Many common products, including plastics and detergents, rely on chemical reactions that depend on catalysts made from precious metals such as platinum.These metals are effective but costly and limited in supply. For years, scientists have been searching for alternatives that are cheaper and more enduring.One promising option is tungsten carbide, an Earth-abundant material already widely used in industrial machinery, cutting tools, and chisels.
Despite its potential, tungsten carbide has not been easy to use as a catalyst. Its chemical behavior can be unpredictable, which has restricted its broader adoption. Researchers led by Marc Porosoff, an associate professor in the university of Rochester’s Department of Chemical and Sustainability Engineering, have now made critically important progress that could allow tungsten carbide to compete with platinum in key chemical reactions.
Why Atomic Structure Matters
According to Sinhara Perera, a chemical engineering PhD student in porosoff’s lab, one of the main challenges lies in how tungsten carbide atoms arrange themselves.
Tungsten carbide’s atoms can form many different configurations, known as phases, says Perera. These phases can strongly influence how well the material performs as a catalyst.
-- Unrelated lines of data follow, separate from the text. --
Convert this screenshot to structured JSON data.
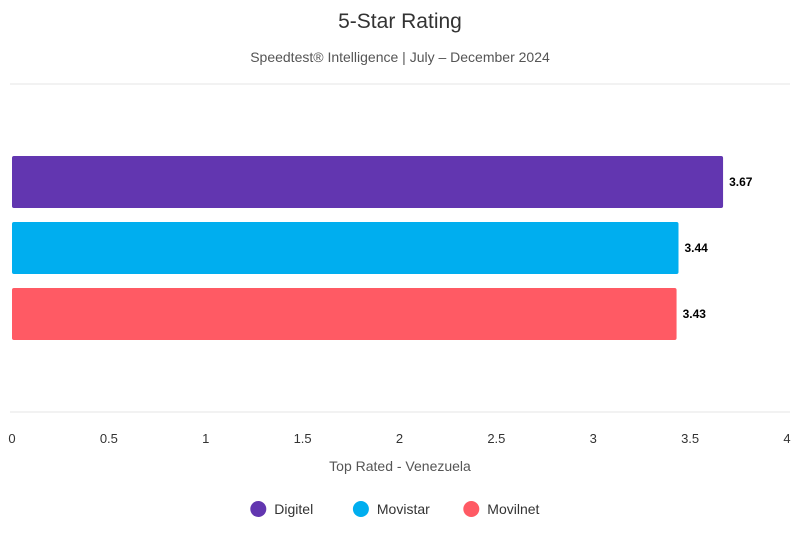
{
  "chart_data": {
    "type": "bar",
    "orientation": "horizontal",
    "title": "5-Star Rating",
    "subtitle": "Speedtest® Intelligence | July – December 2024",
    "xlabel": "Top Rated - Venezuela",
    "xlim": [
      0,
      4
    ],
    "xticks": [
      "0",
      "0.5",
      "1",
      "1.5",
      "2",
      "2.5",
      "3",
      "3.5",
      "4"
    ],
    "grid": false,
    "legend_position": "bottom",
    "series": [
      {
        "name": "Digitel",
        "value": 3.67,
        "label": "3.67",
        "color": "#6236b0"
      },
      {
        "name": "Movistar",
        "value": 3.44,
        "label": "3.44",
        "color": "#00aeef"
      },
      {
        "name": "Movilnet",
        "value": 3.43,
        "label": "3.43",
        "color": "#ff5a64"
      }
    ]
  }
}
“There’s been no clear understanding of the surface structure of tungsten carbide becuase it’s really difficult to measure the catalytic surface inside the chambers where these chemical reactions take place,” she says.
To address this problem, the research team designed a method to precisely control the structure of tungsten carbide during active reactions. In a study published in ACS Catalysis, Porosoff, Perera, and chemical engineering undergraduate student Eva Ciuffetelli ’27 manipulated tungsten carbide particles at the nanoscale inside chemical reactors that operate at temperatures above 700 degrees Celsius.
Using a technique called temperature-programmed carburization, the researchers created tungsten carbide catalysts in specific phases directly inside the reactor. They then ran chemical reactions and analyzed which versions delivered the strongest performance.
“Some of the phases are more thermodynamically stable, so that’s where the catalyst inherently wants to end up,” says Porosoff.